The Pacific Islands Forum is sending a high-level delegation to New Caledonia to investigate the current political crisis in the French Territory before the Pacific Islands Forum Leaders Meeting in Tonga next month.
Forum Chair and Cook Islands Prime Minister Mark Brown confirmed this during an interview with journalists in Tokyo after the conclusion of the PALM10 meeting on Thursday.
“That’s a work in progress. There has been a request from the government of New Caledonia for a high-level Pacific delegation. We will now go through the process of how we will put this into practice. Of course, it will require the support of the Government of France in order for the mission to proceed,” Brown said.
“We just received a letter from New Caledonia and will now formulate a response, which will require support from France.”
The Melanesian Spearhead Group (MSG) voiced strong objections to France’s handling of the political situation in Kanaky New Caledonia this week.

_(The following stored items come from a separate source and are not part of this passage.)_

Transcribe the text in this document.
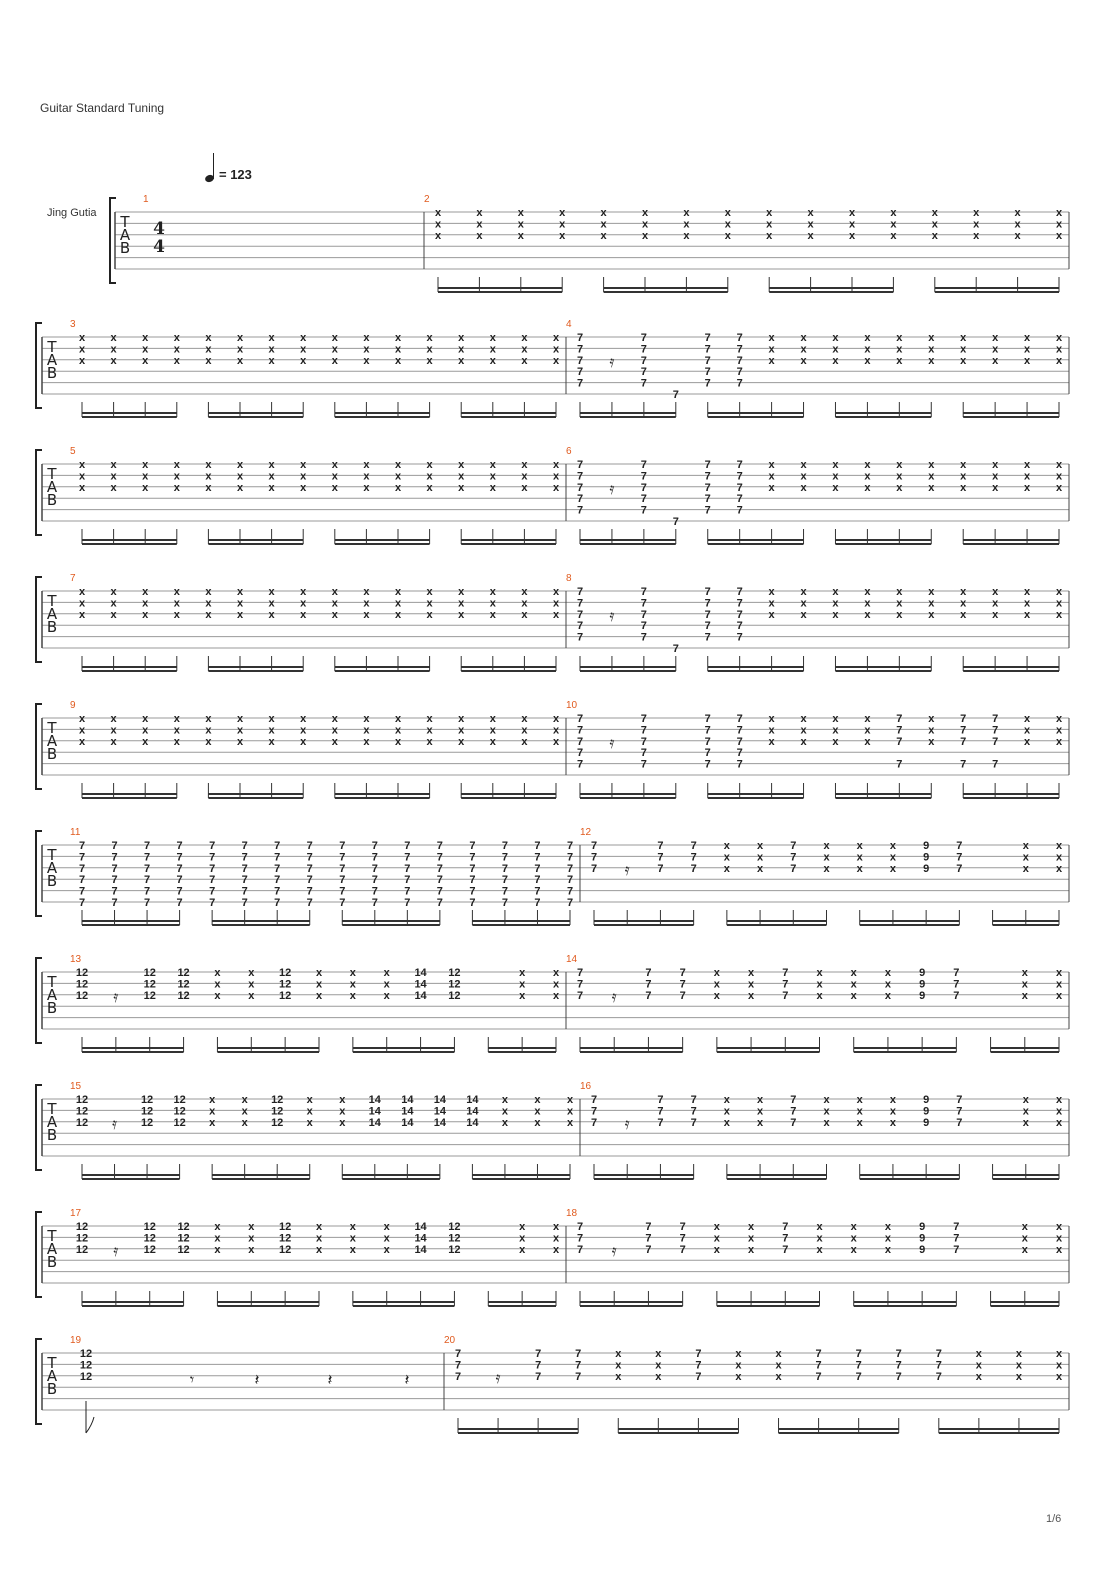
Guitar Standard Tuning
= 123
Jing Gutia T
A
B
1
4
4
2
x
x
x
x
x
x
x
x
x
x
x
x
x
x
x
x
x
x
x
x
x
x
x
x
x
x
x
x
x
x
x
x
x
x
x
x
x
x
x
x
x
x
x
x
x
x
x
x
T
A
B
3
x
x
x
x
x
x
x
x
x
x
x
x
x
x
x
x
x
x
x
x
x
x
x
x
x
x
x
x
x
x
x
x
x
x
x
x
x
x
x
x
x
x
x
x
x
x
x
x
4
7
7
7
7
7
𝄿
7
7
7
7
7
7
7
7
7
7
7
7
7
7
7
7
x
x
x
x
x
x
x
x
x
x
x
x
x
x
x
x
x
x
x
x
x
x
x
x
x
x
x
x
x
x
T
A
B
5
x
x
x
x
x
x
x
x
x
x
x
x
x
x
x
x
x
x
x
x
x
x
x
x
x
x
x
x
x
x
x
x
x
x
x
x
x
x
x
x
x
x
x
x
x
x
x
x
6
7
7
7
7
7
𝄿
7
7
7
7
7
7
7
7
7
7
7
7
7
7
7
7
x
x
x
x
x
x
x
x
x
x
x
x
x
x
x
x
x
x
x
x
x
x
x
x
x
x
x
x
x
x
T
A
B
7
x
x
x
x
x
x
x
x
x
x
x
x
x
x
x
x
x
x
x
x
x
x
x
x
x
x
x
x
x
x
x
x
x
x
x
x
x
x
x
x
x
x
x
x
x
x
x
x
8
7
7
7
7
7
𝄿
7
7
7
7
7
7
7
7
7
7
7
7
7
7
7
7
x
x
x
x
x
x
x
x
x
x
x
x
x
x
x
x
x
x
x
x
x
x
x
x
x
x
x
x
x
x
T
A
B
9
x
x
x
x
x
x
x
x
x
x
x
x
x
x
x
x
x
x
x
x
x
x
x
x
x
x
x
x
x
x
x
x
x
x
x
x
x
x
x
x
x
x
x
x
x
x
x
x
10
7
7
7
7
7
𝄿
7
7
7
7
7
7
7
7
7
7
7
7
7
7
7
x
x
x
x
x
x
x
x
x
x
x
x
7
7
7
7
x
x
x
7
7
7
7
7
7
7
7
x
x
x
x
x
x
T
A
B
11
7
7
7
7
7
7
7
7
7
7
7
7
7
7
7
7
7
7
7
7
7
7
7
7
7
7
7
7
7
7
7
7
7
7
7
7
7
7
7
7
7
7
7
7
7
7
7
7
7
7
7
7
7
7
7
7
7
7
7
7
7
7
7
7
7
7
7
7
7
7
7
7
7
7
7
7
7
7
7
7
7
7
7
7
7
7
7
7
7
7
7
7
7
7
7
7
12
7
7
7 𝄿
7
7
7
7
7
7
x
x
x
x
x
x
7
7
7
x
x
x
x
x
x
x
x
x
9
9
9
7
7
7
x
x
x
x
x
x
T
A
B
13
12
12
12 𝄿
12
12
12
12
12
12
x
x
x
x
x
x
12
12
12
x
x
x
x
x
x
x
x
x
14
14
14
12
12
12
x
x
x
x
x
x
14
7
7
7 𝄿
7
7
7
7
7
7
x
x
x
x
x
x
7
7
7
x
x
x
x
x
x
x
x
x
9
9
9
7
7
7
x
x
x
x
x
x
T
A
B
15
12
12
12 𝄿
12
12
12
12
12
12
x
x
x
x
x
x
12
12
12
x
x
x
x
x
x
14
14
14
14
14
14
14
14
14
14
14
14
x
x
x
x
x
x
x
x
x
16
7
7
7 𝄿
7
7
7
7
7
7
x
x
x
x
x
x
7
7
7
x
x
x
x
x
x
x
x
x
9
9
9
7
7
7
x
x
x
x
x
x
T
A
B
17
12
12
12 𝄿
12
12
12
12
12
12
x
x
x
x
x
x
12
12
12
x
x
x
x
x
x
x
x
x
14
14
14
12
12
12
x
x
x
x
x
x
18
7
7
7 𝄿
7
7
7
7
7
7
x
x
x
x
x
x
7
7
7
x
x
x
x
x
x
x
x
x
9
9
9
7
7
7
x
x
x
x
x
x
T
A
B
19
12
12
12	𝄾	𝄽	𝄽	𝄽
20
7
7
7 𝄿
7
7
7
7
7
7
x
x
x
x
x
x
7
7
7
x
x
x
x
x
x
7
7
7
7
7
7
7
7
7
7
7
7
x
x
x
x
x
x
x
x
x
1/6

Brown said the Forum shares similar concerns.
“We do have similar concerns. In fact, the third referendum was boycotted by the Kanak population because of the impacts of COVID and the respect for the mourning period. Therefore, the outcome of that particular referendum is not really valuable,” he said.

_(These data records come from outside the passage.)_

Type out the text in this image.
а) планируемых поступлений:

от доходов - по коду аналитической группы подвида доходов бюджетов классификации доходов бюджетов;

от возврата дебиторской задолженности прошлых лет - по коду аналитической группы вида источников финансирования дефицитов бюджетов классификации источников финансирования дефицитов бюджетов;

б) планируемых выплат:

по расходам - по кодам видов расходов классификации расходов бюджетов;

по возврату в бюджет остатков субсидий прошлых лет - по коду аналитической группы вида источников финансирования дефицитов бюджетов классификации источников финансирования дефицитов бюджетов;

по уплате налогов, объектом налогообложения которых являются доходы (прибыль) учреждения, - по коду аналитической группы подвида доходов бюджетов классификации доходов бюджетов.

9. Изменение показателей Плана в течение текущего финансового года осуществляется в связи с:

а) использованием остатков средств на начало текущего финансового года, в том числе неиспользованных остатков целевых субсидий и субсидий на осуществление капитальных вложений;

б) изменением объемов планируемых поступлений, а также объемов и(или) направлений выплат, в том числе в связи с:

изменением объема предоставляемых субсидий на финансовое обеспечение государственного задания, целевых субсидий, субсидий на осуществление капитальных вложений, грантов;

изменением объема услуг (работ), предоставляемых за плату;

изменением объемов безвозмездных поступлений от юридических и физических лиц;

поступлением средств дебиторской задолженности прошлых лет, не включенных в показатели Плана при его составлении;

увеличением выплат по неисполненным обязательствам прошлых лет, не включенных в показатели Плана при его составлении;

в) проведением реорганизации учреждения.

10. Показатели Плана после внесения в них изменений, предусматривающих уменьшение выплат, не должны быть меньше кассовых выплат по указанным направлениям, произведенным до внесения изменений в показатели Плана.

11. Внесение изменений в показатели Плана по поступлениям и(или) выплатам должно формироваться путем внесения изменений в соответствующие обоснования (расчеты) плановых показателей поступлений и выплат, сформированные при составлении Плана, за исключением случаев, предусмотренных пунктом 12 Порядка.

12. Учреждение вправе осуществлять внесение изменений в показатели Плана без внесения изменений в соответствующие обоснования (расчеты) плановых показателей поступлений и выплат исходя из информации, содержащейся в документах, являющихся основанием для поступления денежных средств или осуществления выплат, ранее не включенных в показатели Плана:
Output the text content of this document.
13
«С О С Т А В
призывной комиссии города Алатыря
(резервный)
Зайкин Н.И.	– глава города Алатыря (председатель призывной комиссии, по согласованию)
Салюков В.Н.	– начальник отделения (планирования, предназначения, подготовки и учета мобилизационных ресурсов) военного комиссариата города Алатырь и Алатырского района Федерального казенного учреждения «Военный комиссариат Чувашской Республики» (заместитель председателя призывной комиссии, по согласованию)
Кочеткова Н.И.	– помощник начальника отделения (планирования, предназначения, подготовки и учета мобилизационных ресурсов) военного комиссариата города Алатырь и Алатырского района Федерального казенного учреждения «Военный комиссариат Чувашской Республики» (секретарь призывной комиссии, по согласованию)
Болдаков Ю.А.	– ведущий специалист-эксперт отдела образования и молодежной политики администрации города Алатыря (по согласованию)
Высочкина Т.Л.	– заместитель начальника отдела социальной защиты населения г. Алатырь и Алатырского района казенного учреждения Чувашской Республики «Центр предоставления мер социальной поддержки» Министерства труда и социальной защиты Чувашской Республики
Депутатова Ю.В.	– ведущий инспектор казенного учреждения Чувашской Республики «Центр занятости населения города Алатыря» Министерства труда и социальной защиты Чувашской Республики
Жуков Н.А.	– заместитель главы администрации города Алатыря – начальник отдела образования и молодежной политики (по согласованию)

Fiji’s Prime Minister and Foreign Minister, Sitiveni Rabuka, announced he will lead the Forum’s fact-finding mission in New Caledonia.
“I have also been asked by many Pacific leaders to lead a group to conduct a fact-finding mission in Noumea to understand the problems they are facing.
Additionally, I will accompany Prime Minister James Marape to visit the President of Indonesia to discuss further actions regarding the people of West Papua,” Rabuka said during a talanoa session with the Fijian diaspora in Tokyo.
The riots began in New Caledonia last month after lawmakers in Paris approved a constitutional amendment to allow recent arrivals to the territory to vote in provincial elections, a decision – since put on ice by French President Emnnauel Macron – that the indigenous Kanak population feared would further dilute their own influence. Kanaks make up about 40 percent of New Caledonia’s population.